C'est la fuite en avant mais je répète que lorsqu'il y'a des pistes qui sont non bitumées, le réflexe humain adéquat et intelligible n'est pas de maudire la pluie qui va évidemment dégrader la piste sableuse mais plutôt la rendre plus praticable ( bitume ou pavé) en la revêtissant.

Même au Maghreb ( Maroc plus précisément) , il est difficile de trouver un quartier qui soit terminé sans que la mairie ait fait les travaux d'urbanisme qu'il faut ( voirie, canalisation, poste de police, stations -gares de transport etc...) .

C'est toute la différence entre des fanfarons l'œuvre stérile ( La refondation ) et des gouvernants qui ont envie de développer leur pays...

comme nous sommes en terre nègre, on peut donc continuer de maudire la pluie qui détruit les pistes sableuses de nos villes.
ou bien?

Écrit par : Krathos | 18 juillet 2008

"fanfarons", "nègre", etc...

Juste un détail, monsieur compétence.

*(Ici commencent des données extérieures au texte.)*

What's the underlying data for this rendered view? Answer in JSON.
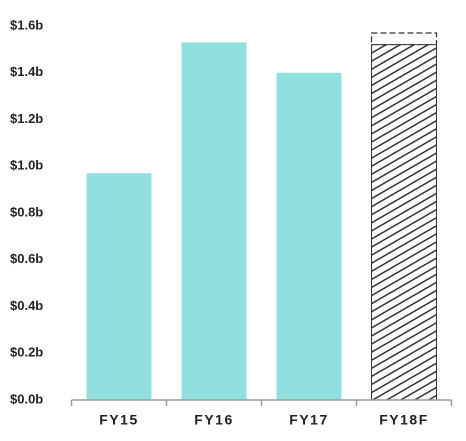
{
  "chart_data": {
    "type": "bar",
    "categories": [
      "FY15",
      "FY16",
      "FY17",
      "FY18F"
    ],
    "values": [
      0.97,
      1.53,
      1.4,
      1.52
    ],
    "range_high": [
      null,
      null,
      null,
      1.57
    ],
    "hatched": [
      false,
      false,
      false,
      true
    ],
    "color": "#8fe0de",
    "hatch_color": "#333333",
    "ylim": [
      0,
      1.6
    ],
    "yticks": [
      {
        "value": 0,
        "label": "$0.0b"
      },
      {
        "value": 0.2,
        "label": "$0.2b"
      },
      {
        "value": 0.4,
        "label": "$0.4b"
      },
      {
        "value": 0.6,
        "label": "$0.6b"
      },
      {
        "value": 0.8,
        "label": "$0.8b"
      },
      {
        "value": 1.0,
        "label": "$1.0b"
      },
      {
        "value": 1.2,
        "label": "$1.2b"
      },
      {
        "value": 1.4,
        "label": "$1.4b"
      },
      {
        "value": 1.6,
        "label": "$1.6b"
      }
    ],
    "grid": false
  }
}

Vous écrivez : "... mais plutôt la rendre plus praticable (bitume ou pavé) en la revêtissant".
Au moins, vous m'avez appris quelque chose : " en la revêtissant". Si vous n'existiez pas, j'aurais continué à dire "en la revêtant".

Merci et cessez de maudire la pluie. Parcequ'au fond vous êtes, peut-être, le seul à ignorer l'existence de l'ironie ! ! !
Il va peut-être falloir qu'on vous explique : autant les "refondateurs" n'ont pas inventé la pluie, autant il n'y a pas à l'empêcher de tomber.

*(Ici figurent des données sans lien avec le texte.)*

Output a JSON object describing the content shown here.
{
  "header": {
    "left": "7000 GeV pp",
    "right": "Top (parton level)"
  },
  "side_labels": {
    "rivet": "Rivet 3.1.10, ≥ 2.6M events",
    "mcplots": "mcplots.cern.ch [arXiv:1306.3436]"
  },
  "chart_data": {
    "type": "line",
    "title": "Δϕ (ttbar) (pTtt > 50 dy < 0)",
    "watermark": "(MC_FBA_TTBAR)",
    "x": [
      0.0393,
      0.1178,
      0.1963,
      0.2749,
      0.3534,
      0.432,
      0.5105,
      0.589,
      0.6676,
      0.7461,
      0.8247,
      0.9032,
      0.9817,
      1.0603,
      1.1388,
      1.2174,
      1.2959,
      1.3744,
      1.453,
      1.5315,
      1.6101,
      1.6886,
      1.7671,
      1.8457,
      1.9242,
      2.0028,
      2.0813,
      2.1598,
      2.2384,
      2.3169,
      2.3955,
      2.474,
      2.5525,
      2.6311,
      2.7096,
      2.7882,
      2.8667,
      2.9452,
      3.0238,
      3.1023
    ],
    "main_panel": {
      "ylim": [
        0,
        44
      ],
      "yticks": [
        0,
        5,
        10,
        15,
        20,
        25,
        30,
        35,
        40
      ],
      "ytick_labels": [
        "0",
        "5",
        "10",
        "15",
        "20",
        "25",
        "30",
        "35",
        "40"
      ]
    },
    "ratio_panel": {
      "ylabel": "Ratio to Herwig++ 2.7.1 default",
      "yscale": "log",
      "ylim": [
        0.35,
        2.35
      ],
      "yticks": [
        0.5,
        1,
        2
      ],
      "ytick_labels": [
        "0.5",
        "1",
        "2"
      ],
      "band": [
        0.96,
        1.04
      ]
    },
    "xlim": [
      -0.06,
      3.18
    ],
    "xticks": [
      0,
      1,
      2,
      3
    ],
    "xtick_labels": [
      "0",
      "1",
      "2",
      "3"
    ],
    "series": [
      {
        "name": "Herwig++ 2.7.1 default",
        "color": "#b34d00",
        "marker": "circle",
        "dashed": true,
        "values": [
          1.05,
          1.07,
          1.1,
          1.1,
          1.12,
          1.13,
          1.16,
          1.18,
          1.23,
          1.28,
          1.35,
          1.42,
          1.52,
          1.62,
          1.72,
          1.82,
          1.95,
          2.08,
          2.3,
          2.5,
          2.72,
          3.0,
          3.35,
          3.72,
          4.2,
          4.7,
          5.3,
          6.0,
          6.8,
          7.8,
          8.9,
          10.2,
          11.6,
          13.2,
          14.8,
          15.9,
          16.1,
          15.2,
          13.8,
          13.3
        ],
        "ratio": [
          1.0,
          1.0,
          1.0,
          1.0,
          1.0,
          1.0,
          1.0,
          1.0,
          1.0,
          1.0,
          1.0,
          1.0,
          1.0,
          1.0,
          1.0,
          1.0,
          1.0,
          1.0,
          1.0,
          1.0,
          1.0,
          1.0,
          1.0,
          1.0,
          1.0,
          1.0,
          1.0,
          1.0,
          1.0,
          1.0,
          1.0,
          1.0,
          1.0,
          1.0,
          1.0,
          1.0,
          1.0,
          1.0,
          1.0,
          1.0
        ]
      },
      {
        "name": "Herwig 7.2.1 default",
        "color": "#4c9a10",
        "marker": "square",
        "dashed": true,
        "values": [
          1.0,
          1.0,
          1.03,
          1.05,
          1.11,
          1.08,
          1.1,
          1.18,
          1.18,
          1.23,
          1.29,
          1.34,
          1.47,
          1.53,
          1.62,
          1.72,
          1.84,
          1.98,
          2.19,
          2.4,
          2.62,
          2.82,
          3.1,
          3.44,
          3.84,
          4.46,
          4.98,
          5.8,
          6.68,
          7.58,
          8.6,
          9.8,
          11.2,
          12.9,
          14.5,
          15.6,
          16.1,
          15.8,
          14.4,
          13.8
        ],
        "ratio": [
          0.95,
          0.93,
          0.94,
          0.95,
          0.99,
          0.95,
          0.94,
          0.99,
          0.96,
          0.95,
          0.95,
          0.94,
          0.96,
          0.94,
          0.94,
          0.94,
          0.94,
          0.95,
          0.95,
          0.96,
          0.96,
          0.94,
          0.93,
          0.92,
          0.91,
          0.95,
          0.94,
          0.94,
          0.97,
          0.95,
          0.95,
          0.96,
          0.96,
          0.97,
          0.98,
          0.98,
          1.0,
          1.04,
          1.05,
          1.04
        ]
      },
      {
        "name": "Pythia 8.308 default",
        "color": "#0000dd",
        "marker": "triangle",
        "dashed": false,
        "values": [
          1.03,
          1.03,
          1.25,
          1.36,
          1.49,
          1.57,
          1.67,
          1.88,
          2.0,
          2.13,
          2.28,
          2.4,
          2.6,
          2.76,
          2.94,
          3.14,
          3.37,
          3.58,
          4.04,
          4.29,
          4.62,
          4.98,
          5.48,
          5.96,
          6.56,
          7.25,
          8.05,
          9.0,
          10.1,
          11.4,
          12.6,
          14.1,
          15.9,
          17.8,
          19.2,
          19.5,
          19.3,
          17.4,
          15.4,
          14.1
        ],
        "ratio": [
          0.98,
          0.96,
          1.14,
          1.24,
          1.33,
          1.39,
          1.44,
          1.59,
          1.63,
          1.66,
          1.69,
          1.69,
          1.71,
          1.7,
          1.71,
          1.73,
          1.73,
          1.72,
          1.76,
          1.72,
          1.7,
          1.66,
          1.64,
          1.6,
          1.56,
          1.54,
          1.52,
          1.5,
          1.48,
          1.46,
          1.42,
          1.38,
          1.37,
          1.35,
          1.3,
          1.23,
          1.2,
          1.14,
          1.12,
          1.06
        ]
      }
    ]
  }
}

Allez, à la prochaine occasion d'injures !

Écrit par : Edgar | 18 juillet 2008

Merci pour la correction : .... en la revêt-"ant" !!!
cela ne change pourtant rien au fond de la question posée et des solutions proposées...
A bien vous lire Monsieur Edgar, j'ai l'impression qu'il faille laisser ces pistes "ensablées" toute l'éternité ???
ou bien vous estimiez que d'ici à quelques années, comme par enchantement, ces pistes se transformeront en routes bitumées ou pavées .
je ne vous comprends pas , que proposiez vous alors afin que ces pistes ne soient plus "oubliées" ? afin que l'eau n'en fasse pas des piscines miniatures et entrave ainsi la circulation ?
je veux vous comprendre parce que je ne sais si l'entretien de ces pistes revient au "Bon Dieu" ou aux hommes chargés de la chose ? qui financent les mairies chargées de l'entretien des voiries ?

ps: encore merci pour la correction, cela montre que vous pourriez être utile à la société.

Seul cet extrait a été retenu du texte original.